Community safety is foundational to a healthy, resilient and vibrant city and good maintenance of city infrastructure supports a strong local economy for our busineses and quality of life for our residents.
Winter snow removal is about both.
A few years ago, City Hall would receive frequent complaints about winter snow removal. That has reduced significantly in recent years. There are still residents that are very inconvenienced by a major snow fall. However, City Hall received a number of positive comments about our response to yesterday’s big snowfall. They will be forwarded to the men and woman on the front-line who keep our streets safe.
Winter maintenance includes snow clearing and the spreading of sand or salt on approximately:
- 1,200 km of roadway
- 660 km sidewalk
- 180 crosswalks, crossings, steps, walkways
- 650 bus stops
There is a lot of information on the City’s website if you want to learn more. Click here. Our practices are described (e.g. when we clear different roads and sidewalks and why some are done first). Not all roads and sidewalks receive the same level of service. You can even see the routes on the site. You can also read about the salt brine solution we apply before a storm which reduces our use of salt and makes snow clearing easier.
During a heavy snowfall, it can take the City up to five days to plow all of the sidewalks. Clearing the ice and snow from the sidewalk in front of your home or business will make it safer for everyone. That’s why we ask, please “be nice and clear the ice”.
Do you need help with clearing snow or have time to volunteer? Learn more about our partnership with the Volunteer Centre of Guelph and Wellington which manages the Snow Angels program.
We budgeted approximately $3.4 million for road snow removal in 2013 – about another $500,000 for sidewalks.
We have had 3 full residential plow outs this year compared to zero last year. Full residential plow outs only get triggered under specific conditions. Each one costs in the neighbourhood of $50,000. This is above and beyond our regular winter control work.
When we get a big event, like the one on Tuesday, employees from other service areas are called upon to help. For example, forestry employees are reallocated from their regular duties to sidewalk winter control. We also have contracts with private sector companies to assist when we get a big event. They are on a retainer and are paid hourly when they are called in for service. We have priority over their other retainer contracts for winter control.

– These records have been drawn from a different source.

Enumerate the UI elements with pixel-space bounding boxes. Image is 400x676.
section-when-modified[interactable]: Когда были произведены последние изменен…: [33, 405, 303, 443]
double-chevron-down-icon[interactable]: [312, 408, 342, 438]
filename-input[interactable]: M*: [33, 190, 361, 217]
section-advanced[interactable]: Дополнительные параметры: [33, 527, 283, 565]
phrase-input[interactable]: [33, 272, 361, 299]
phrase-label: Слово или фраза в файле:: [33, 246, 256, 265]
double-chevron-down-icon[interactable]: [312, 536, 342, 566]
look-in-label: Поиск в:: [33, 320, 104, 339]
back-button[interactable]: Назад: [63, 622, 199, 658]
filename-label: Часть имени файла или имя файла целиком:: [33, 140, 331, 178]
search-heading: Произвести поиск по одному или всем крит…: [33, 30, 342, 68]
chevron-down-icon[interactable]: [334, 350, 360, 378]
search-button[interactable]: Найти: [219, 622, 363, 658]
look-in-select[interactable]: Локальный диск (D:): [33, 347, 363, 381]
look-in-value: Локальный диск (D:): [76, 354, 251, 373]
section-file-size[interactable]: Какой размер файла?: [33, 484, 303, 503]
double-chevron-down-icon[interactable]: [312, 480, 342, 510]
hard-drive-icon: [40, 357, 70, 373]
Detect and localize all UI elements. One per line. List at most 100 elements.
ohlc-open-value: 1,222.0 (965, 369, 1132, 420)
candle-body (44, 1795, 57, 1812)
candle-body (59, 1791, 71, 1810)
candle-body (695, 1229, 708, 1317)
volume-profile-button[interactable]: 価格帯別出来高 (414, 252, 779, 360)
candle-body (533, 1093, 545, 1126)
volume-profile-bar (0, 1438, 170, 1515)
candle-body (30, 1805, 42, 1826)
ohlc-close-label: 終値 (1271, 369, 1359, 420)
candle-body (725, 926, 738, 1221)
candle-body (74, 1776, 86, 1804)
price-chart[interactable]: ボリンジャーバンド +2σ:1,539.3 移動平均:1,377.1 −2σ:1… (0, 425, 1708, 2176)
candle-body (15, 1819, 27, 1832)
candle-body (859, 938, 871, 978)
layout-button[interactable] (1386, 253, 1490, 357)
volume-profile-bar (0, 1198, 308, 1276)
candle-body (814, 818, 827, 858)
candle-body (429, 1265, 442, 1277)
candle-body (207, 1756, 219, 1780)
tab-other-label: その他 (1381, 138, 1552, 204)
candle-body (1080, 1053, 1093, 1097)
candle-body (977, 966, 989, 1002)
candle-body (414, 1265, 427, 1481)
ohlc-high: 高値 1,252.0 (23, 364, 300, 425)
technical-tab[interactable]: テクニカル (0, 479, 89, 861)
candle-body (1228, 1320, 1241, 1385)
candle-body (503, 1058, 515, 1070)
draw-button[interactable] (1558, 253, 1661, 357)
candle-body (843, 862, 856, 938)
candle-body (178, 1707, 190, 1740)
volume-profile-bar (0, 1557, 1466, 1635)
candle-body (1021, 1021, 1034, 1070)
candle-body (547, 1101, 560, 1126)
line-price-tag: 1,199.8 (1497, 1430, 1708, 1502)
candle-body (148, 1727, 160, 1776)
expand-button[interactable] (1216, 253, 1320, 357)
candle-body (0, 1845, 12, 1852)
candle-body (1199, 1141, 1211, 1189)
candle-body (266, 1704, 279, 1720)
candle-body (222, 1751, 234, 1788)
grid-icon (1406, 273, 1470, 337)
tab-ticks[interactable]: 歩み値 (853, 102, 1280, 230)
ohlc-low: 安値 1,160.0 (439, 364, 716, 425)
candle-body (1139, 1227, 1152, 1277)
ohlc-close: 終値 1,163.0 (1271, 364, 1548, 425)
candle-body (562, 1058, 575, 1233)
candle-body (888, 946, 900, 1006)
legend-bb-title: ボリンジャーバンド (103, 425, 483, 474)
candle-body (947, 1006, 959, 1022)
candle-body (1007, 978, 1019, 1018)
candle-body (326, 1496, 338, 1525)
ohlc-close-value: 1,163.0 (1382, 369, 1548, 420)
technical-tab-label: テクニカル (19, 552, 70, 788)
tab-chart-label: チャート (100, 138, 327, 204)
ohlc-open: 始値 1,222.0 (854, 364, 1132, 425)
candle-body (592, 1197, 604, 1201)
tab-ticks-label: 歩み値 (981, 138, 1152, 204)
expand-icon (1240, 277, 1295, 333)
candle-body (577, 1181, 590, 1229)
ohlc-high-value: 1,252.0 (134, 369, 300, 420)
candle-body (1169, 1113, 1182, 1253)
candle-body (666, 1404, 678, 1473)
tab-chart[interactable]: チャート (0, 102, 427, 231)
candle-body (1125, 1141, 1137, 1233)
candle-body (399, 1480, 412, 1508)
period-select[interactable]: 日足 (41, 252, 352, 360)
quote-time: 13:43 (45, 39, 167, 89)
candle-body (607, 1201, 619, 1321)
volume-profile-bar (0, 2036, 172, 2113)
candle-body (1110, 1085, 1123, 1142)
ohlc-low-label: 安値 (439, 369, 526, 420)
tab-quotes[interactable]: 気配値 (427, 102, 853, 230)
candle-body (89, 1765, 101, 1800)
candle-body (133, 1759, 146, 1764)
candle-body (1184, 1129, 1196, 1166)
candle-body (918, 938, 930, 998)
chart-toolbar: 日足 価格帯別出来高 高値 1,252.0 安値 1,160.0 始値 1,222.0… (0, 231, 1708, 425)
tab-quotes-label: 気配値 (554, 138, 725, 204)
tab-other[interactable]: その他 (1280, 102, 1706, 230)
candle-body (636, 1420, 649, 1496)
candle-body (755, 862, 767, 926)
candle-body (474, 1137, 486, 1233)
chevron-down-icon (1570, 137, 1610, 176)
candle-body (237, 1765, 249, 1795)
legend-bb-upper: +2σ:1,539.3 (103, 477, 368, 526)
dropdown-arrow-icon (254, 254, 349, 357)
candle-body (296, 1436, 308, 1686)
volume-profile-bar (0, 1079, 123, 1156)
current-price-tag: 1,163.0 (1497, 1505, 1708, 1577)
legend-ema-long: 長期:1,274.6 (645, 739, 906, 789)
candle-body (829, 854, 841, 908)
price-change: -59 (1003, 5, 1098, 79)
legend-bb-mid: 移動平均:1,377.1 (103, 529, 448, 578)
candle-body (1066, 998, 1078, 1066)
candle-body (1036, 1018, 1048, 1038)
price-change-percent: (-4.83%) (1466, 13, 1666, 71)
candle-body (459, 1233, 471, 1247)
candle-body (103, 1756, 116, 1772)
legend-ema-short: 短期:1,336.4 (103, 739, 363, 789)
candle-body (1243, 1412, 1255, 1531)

In the winter, public works employees move to a 3-shift system to minimize overtime (e.g. night-time snow removal). In the spring, summer and fall their duties change. We have a dedicated crew – they perform a variety of seasonal tasks. Guelph winters are relatively mild so there are lots of outdoor road jobs that continue during this time (thank you for filling the big pothole today on the Regent Street hill that was threatening to take a wheel).